4. Emerging Market Stocks via Vanguard Emerging Markets (VWO). The export dependency of developing nations is being sideswiped by Japanese currency debasement as well as limited demand from the eurozone. Economic growth is waning in China as well as Brazil. Meanwhile, years of underperformance has tested even the most ardent buy and holders. Outflows from emerging market equities have been enormous. Granted, P/E ratios of 10 may be at a 30% discount to U.S. stocks. Nevertheless, technical traders often smell blood in the water when assets trade below 200-day trendlines and 50-day moving averages cross below 200-day moving averages.
5. U.S. Real Estate Investment Trusts via Vanguard REIT (VNQ).
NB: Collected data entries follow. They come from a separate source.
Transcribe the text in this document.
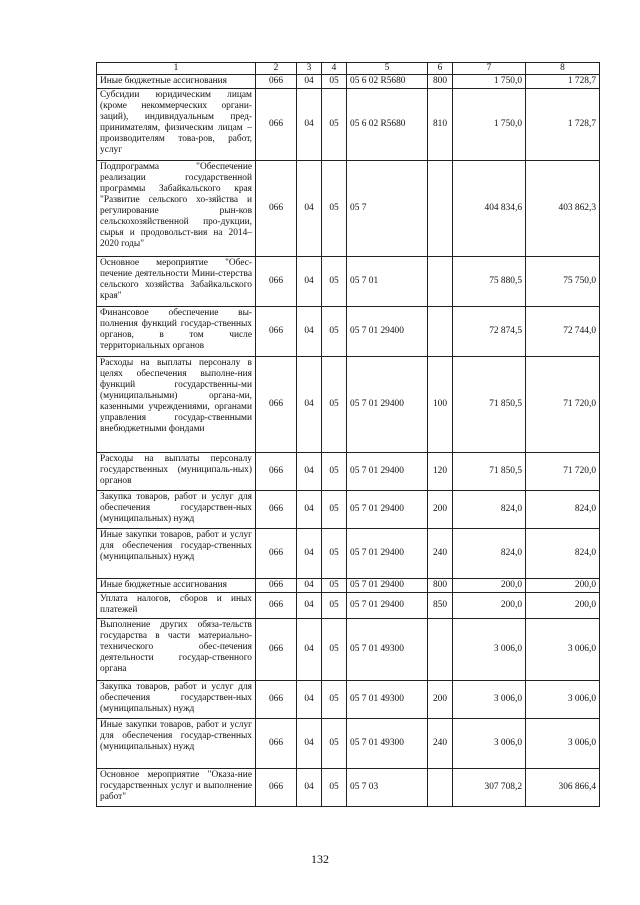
1	2	3	4	5	6	7	8
Иные бюджетные ассигнования	066	04	05	05 6 02 R5680	800	1 750,0	1 728,7
Субсидии юридическим лицам (кроме некоммерческих органи-заций), индивидуальным пред-принимателям, физическим лицам – производителям това-ров, работ, услуг	066	04	05	05 6 02 R5680	810	1 750,0	1 728,7
Подпрограмма "Обеспечение реализации государственной программы Забайкальского края "Развитие сельского хо-зяйства и регулирование рын-ков сельскохозяйственной про-дукции, сырья и продовольст-вия на 2014–2020 годы"	066	04	05	05 7		404 834,6	403 862,3
Основное мероприятие "Обес-печение деятельности Мини-стерства сельского хозяйства Забайкальского края"	066	04	05	05 7 01		75 880,5	75 750,0
Финансовое обеспечение вы-полнения функций государ-ственных органов, в том числе территориальных органов	066	04	05	05 7 01 29400		72 874,5	72 744,0
Расходы на выплаты персоналу в целях обеспечения выполне-ния функций государственны-ми (муниципальными) органа-ми, казенными учреждениями, органами управления государ-ственными внебюджетными фондами	066	04	05	05 7 01 29400	100	71 850,5	71 720,0
Расходы на выплаты персоналу государственных (муниципаль-ных) органов	066	04	05	05 7 01 29400	120	71 850,5	71 720,0
Закупка товаров, работ и услуг для обеспечения государствен-ных (муниципальных) нужд	066	04	05	05 7 01 29400	200	824,0	824,0
Иные закупки товаров, работ и услуг для обеспечения государ-ственных (муниципальных) нужд	066	04	05	05 7 01 29400	240	824,0	824,0
Иные бюджетные ассигнования	066	04	05	05 7 01 29400	800	200,0	200,0
Уплата налогов, сборов и иных платежей	066	04	05	05 7 01 29400	850	200,0	200,0
Выполнение других обяза-тельств государства в части материально-технического обес-печения деятельности государ-ственного органа	066	04	05	05 7 01 49300		3 006,0	3 006,0
Закупка товаров, работ и услуг для обеспечения государствен-ных (муниципальных) нужд	066	04	05	05 7 01 49300	200	3 006,0	3 006,0
Иные закупки товаров, работ и услуг для обеспечения государ-ственных (муниципальных) нужд	066	04	05	05 7 01 49300	240	3 006,0	3 006,0
Основное мероприятие "Оказа-ние государственных услуг и выполнение работ"	066	04	05	05 7 03		307 708,2	306 866,4
132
Between the start of the year and early May, few asset classes soared as high as the dividend-paying real estate investment trust. And why not? Businesses and individuals were clamoring for property due to the lowest mortgage rates on record. That warm fuzzy feeling changed the minute the Fed hinted that it might slow its bond-buying program. Less bond buying, higher mortgage rates. Higher mortgages, less refinancing activity and less mortgage applications. Granted, VNQ catapulted on a lack of fear, but it has sold off on a profit-taking abundance of fear. Holding above a long-term 200-day moving average may be key to the viability of the asset class over the next six months.
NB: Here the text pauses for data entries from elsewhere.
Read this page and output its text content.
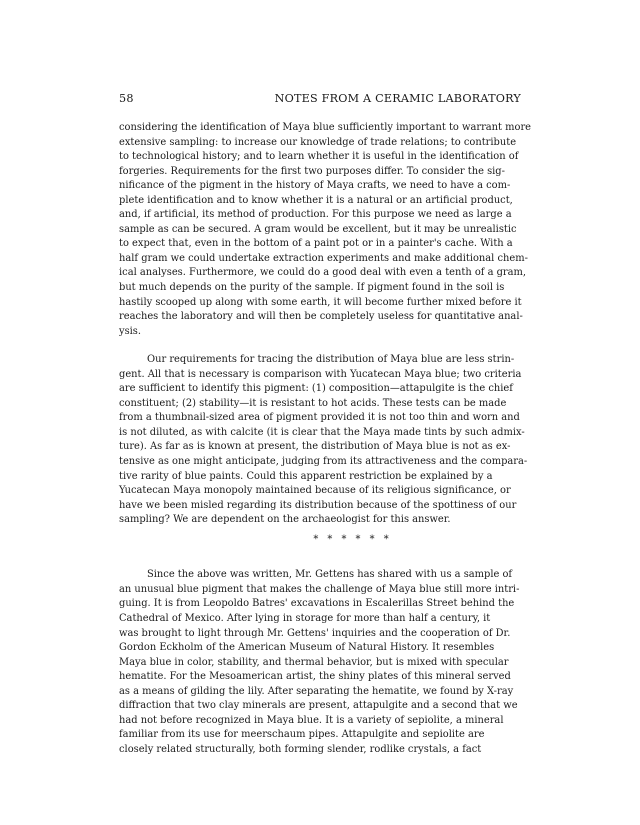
58	NOTES FROM A CERAMIC LABORATORY

considering the identification of Maya blue sufficiently important to warrant more
extensive sampling: to increase our knowledge of trade relations; to contribute
to technological history; and to learn whether it is useful in the identification of
forgeries. Requirements for the first two purposes differ. To consider the sig-
nificance of the pigment in the history of Maya crafts, we need to have a com-
plete identification and to know whether it is a natural or an artificial product,
and, if artificial, its method of production. For this purpose we need as large a
sample as can be secured. A gram would be excellent, but it may be unrealistic
to expect that, even in the bottom of a paint pot or in a painter's cache. With a
half gram we could undertake extraction experiments and make additional chem-
ical analyses. Furthermore, we could do a good deal with even a tenth of a gram,
but much depends on the purity of the sample. If pigment found in the soil is
hastily scooped up along with some earth, it will become further mixed before it
reaches the laboratory and will then be completely useless for quantitative anal-
ysis.

Our requirements for tracing the distribution of Maya blue are less strin-
gent. All that is necessary is comparison with Yucatecan Maya blue; two criteria
are sufficient to identify this pigment: (1) composition—attapulgite is the chief
constituent; (2) stability—it is resistant to hot acids. These tests can be made
from a thumbnail-sized area of pigment provided it is not too thin and worn and
is not diluted, as with calcite (it is clear that the Maya made tints by such admix-
ture). As far as is known at present, the distribution of Maya blue is not as ex-
tensive as one might anticipate, judging from its attractiveness and the compara-
tive rarity of blue paints. Could this apparent restriction be explained by a
Yucatecan Maya monopoly maintained because of its religious significance, or
have we been misled regarding its distribution because of the spottiness of our
sampling? We are dependent on the archaeologist for this answer.

* * * * * *

Since the above was written, Mr. Gettens has shared with us a sample of
an unusual blue pigment that makes the challenge of Maya blue still more intri-
guing. It is from Leopoldo Batres' excavations in Escalerillas Street behind the
Cathedral of Mexico. After lying in storage for more than half a century, it
was brought to light through Mr. Gettens' inquiries and the cooperation of Dr.
Gordon Eckholm of the American Museum of Natural History. It resembles
Maya blue in color, stability, and thermal behavior, but is mixed with specular
hematite. For the Mesoamerican artist, the shiny plates of this mineral served
as a means of gilding the lily. After separating the hematite, we found by X-ray
diffraction that two clay minerals are present, attapulgite and a second that we
had not before recognized in Maya blue. It is a variety of sepiolite, a mineral
familiar from its use for meerschaum pipes. Attapulgite and sepiolite are
closely related structurally, both forming slender, rodlike crystals, a fact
Vanguard recently introduced an ETF for international bonds, Vanguard Total International Bond (BNDX). It is not possible to discuss the asset class of international bonds with this vehicle. That said, we can note that international bonds were hit far worse by the Fed's discussion of tapering than domestic securities. ETFs like WisdomTree Emerging Market Local (ELD), SPDR International Treasury Bond (BWX), and iShares International Treasury (IGOV) all registered losses between 5% and 10% over the last six months.
Vanguard does not have a precious metals ETF either. Maybe that's a good thing for the fund family. After all, Vanguard Precious Metals (VGPMX) is down about 35% year to date, thanks in large part to the extreme bearish price movement for gold and silver.
In sum, the only asset class that has not stared into the face of adversity is U.S. stocks. Still, avoiding a summertime slump may require positive corporate guidance in the upcoming earnings season, stable or falling bond yields, as well as eurozone debt crisis containment. How tall is that order?
Disclosure: Gary Gordon, MS, CFP is the president of Pacific Park Financial, Inc., a Registered Investment Adviser with the SEC. Gary Gordon, Pacific Park Financial, Inc, and/or its clients may hold positions in the ETFs, mutual funds, and/or any investment asset mentioned above. The commentary does not constitute individualized investment advice. The opinions offered herein are not personalized recommendations to buy, sell or hold securities. At times, issuers of exchange-traded products compensate Pacific Park Financial, Inc. or its subsidiaries for advertising at the ETF Expert web site. ETF Expert content is created independently of any advertising relationships.